Reference: "Effects of Backward Speech and Speaker Variability in Language Discrimination by Rats," Juan M. Toro, Josep B. Trobalon and Núria Sebastián-Gallés, Journal of Experimental Psychology: Animal Behavior Processes, vol. 31, no. 1, January 2005, pp 95-100.

Literature: Glenda Browne of Blaxland, Blue Mountains, Australia, for her study of the word "the" -- and of the many ways it causes problems for anyone who tries to put things into alphabetical order.
Reference: "The Definite Article: Acknowledging 'The' in Index Entries," Glenda Browne, The Indexer, vol. 22, no. 3 April 2001, pp. 119-22.

Peace: The Air Force Wright Laboratory, Dayton, Ohio, USA, for instigating research & development on a chemical weapon -- the so-called "gay bomb" -- that will make enemy soldiers become sexually irresistible to each other.
Reference: "Harassing, Annoying, and 'Bad Guy' Identifying Chemicals," Wright Laboratory, WL/FIVR, Wright Patterson Air Force Base, Ohio, June 1, 1994.
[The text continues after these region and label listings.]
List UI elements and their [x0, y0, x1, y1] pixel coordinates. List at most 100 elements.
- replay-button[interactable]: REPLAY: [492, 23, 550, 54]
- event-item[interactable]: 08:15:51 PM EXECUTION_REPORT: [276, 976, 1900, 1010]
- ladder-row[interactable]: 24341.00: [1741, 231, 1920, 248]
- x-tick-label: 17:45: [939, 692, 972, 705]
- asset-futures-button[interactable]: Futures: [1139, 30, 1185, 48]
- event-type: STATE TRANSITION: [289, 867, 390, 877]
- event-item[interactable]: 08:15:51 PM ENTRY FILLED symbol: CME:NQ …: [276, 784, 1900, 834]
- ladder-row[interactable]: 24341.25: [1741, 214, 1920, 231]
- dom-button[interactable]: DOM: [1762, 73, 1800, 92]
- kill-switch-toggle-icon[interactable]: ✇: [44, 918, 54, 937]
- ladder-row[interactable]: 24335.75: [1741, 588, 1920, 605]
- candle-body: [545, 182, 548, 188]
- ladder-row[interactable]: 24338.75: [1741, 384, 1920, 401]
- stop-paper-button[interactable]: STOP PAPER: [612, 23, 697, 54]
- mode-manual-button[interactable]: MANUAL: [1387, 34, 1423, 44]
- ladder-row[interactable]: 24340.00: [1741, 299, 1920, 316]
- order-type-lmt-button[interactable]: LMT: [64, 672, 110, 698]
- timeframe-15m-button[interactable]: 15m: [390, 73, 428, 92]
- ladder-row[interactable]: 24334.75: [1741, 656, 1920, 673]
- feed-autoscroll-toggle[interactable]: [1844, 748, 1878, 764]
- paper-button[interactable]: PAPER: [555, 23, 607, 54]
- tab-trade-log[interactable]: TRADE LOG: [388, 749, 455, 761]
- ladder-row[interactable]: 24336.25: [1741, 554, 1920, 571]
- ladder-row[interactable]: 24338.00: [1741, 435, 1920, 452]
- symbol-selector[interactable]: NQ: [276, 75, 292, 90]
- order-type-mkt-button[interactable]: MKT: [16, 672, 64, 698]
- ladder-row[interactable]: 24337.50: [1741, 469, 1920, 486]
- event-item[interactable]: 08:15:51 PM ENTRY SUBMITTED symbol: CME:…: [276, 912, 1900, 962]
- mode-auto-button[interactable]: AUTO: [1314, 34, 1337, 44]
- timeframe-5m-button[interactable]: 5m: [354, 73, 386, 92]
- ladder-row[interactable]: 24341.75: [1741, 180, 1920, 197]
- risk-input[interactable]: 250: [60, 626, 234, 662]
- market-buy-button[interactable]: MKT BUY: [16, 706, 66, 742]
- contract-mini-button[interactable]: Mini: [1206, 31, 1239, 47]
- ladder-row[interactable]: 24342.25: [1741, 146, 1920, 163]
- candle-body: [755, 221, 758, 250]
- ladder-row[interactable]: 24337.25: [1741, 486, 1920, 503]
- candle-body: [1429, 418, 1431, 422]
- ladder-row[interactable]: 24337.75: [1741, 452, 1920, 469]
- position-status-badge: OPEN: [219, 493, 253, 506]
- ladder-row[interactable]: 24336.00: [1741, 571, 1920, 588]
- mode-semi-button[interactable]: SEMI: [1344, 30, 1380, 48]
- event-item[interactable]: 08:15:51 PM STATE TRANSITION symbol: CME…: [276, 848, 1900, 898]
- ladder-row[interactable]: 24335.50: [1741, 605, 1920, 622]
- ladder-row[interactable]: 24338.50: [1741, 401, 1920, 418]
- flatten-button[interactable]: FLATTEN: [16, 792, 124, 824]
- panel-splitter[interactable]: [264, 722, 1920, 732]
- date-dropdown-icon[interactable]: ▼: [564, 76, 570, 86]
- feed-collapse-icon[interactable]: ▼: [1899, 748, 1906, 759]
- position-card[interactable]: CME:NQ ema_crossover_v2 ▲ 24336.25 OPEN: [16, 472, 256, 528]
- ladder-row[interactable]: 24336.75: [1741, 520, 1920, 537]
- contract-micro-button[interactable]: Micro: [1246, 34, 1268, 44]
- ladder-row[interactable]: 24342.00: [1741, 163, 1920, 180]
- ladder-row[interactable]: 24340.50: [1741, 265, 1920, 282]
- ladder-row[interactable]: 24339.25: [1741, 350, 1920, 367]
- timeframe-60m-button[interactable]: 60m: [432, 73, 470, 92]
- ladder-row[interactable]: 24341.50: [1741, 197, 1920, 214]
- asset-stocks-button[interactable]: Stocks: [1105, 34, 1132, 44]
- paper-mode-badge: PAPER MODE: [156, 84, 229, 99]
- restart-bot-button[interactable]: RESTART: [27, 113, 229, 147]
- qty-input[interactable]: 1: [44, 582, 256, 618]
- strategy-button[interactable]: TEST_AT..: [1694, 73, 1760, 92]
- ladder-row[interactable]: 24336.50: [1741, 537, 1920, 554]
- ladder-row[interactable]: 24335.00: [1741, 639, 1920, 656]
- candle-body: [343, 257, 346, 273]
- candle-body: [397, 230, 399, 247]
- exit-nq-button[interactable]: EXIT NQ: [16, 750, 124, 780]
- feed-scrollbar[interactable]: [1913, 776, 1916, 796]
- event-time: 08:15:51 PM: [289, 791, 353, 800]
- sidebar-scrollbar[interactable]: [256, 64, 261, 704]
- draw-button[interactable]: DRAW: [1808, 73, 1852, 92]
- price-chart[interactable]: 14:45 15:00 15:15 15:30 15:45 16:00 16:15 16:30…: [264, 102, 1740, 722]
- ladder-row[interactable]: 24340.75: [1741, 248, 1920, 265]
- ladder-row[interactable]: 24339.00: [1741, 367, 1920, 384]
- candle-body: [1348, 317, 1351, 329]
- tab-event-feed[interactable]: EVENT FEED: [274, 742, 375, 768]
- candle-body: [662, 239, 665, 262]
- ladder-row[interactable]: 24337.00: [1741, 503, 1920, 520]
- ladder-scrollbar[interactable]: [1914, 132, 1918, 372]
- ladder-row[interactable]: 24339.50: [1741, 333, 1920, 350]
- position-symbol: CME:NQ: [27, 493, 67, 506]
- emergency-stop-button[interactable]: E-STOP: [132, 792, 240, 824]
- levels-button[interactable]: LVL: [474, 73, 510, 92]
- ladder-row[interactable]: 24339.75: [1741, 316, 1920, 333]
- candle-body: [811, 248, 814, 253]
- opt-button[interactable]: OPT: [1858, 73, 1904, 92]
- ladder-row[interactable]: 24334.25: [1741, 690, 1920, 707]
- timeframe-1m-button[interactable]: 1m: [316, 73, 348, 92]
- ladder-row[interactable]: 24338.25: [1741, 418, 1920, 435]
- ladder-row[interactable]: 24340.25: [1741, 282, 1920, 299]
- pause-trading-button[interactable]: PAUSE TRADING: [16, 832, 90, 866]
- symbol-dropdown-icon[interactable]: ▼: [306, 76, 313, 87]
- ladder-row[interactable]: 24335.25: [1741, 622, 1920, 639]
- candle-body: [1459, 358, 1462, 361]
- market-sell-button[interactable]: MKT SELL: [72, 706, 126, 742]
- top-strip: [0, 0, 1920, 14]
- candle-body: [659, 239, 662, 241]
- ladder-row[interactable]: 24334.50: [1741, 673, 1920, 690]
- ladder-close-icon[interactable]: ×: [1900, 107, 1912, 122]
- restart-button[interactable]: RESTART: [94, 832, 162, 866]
Nutrition: Brian Wansink of Cornell University, for exploring the seemingly boundless appetites of human beings, by feeding them with a self-refilling, bottomless bowl of soup.
Reference: "Bottomless Bowls: Why Visual Cues of Portion Size May Influence Intake," Brian Wansink, James E. Painter and Jill North, Obesity Research, vol. 13, no. 1, January 2005, pp. 93-100.

Economics: Kuo Cheng Hsieh, of Taichung, Taiwan, for patenting a device, in the year 2001, that catches bank robbers by dropping a net over them.
Reference: U.S. patent #6,219,959, granted on April 24, 2001, for a "net trapping system for capturing a robber immediately."

Aviation: Patricia V. Agostino, Santiago A. Plano and Diego A. Golombek of Universidad Nacional de Quilmes, Argentina, for their discovery that Viagra aids jetlag recovery in hamsters.
Reference: "Sildenafil Accelerates Reentrainment of Circadian Rhythms After Advancing Light Schedules," Patricia V. Agostino, Santiago A. Plano and Diego A. Golombek, Proceedings of the National Academy of Sciences, vol. 104, no. 23, June 5 2007, pp. 9834-9.